We wanted to use wood in this building to soften and warm the atmosphere and provide a pleasant experience for the people using the building. Studies have shown that a visible expression of wood has beneficial effects on the sympathetic nervous system, and the use of wood is a proven strategy in evidence-based design to create human-friendly environments conducive to healing and learning.
The city of Salmon Arm is located in the Shuswap region of British Columbia's southern interior. With a population of 18,000, the city extends along Salmon Arm Reach, where the Salmon River flows into Shuswap Lake. Over the more than 100 years since its incorporation, the economy of Salmon Arm has depended on agriculture, forestry and tourism. The Salmon Arm Law Courts and Municipal Hall Complex was a landmark civic project. Planned in conjunction with the adjacent civic park, it has become a major focal point for the community.
A building of this size and type was required by the British Columbia Building Code (BCBC) to be of noncombustible construction.
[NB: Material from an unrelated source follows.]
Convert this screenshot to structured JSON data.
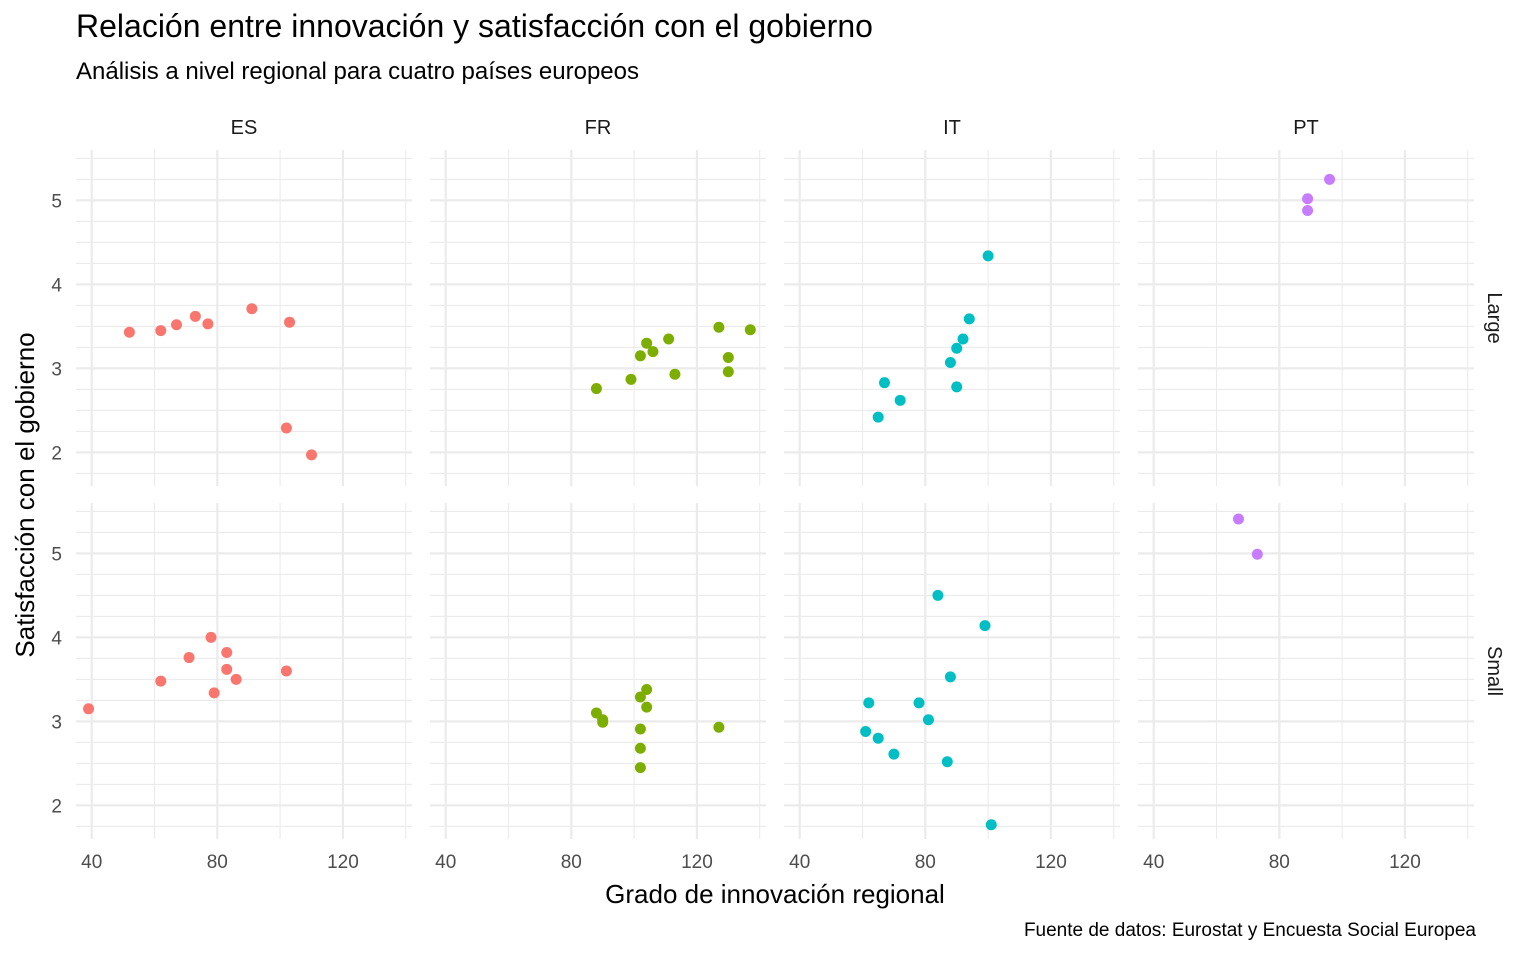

However, the architects made a conscious decision to incorporate wood for both structure and finishes, wherever it was functionally appropriate and would enhance the visual appeal of the building. BCBC permitted heavy timber construction for roof structures in sprinklered non-combustible buildings; thus it was possible to use glulam columns and beams to create the roof structure over the two-storey public concourse, and also to define a band of clerestory windows along the main facade of the building facing the public plaza.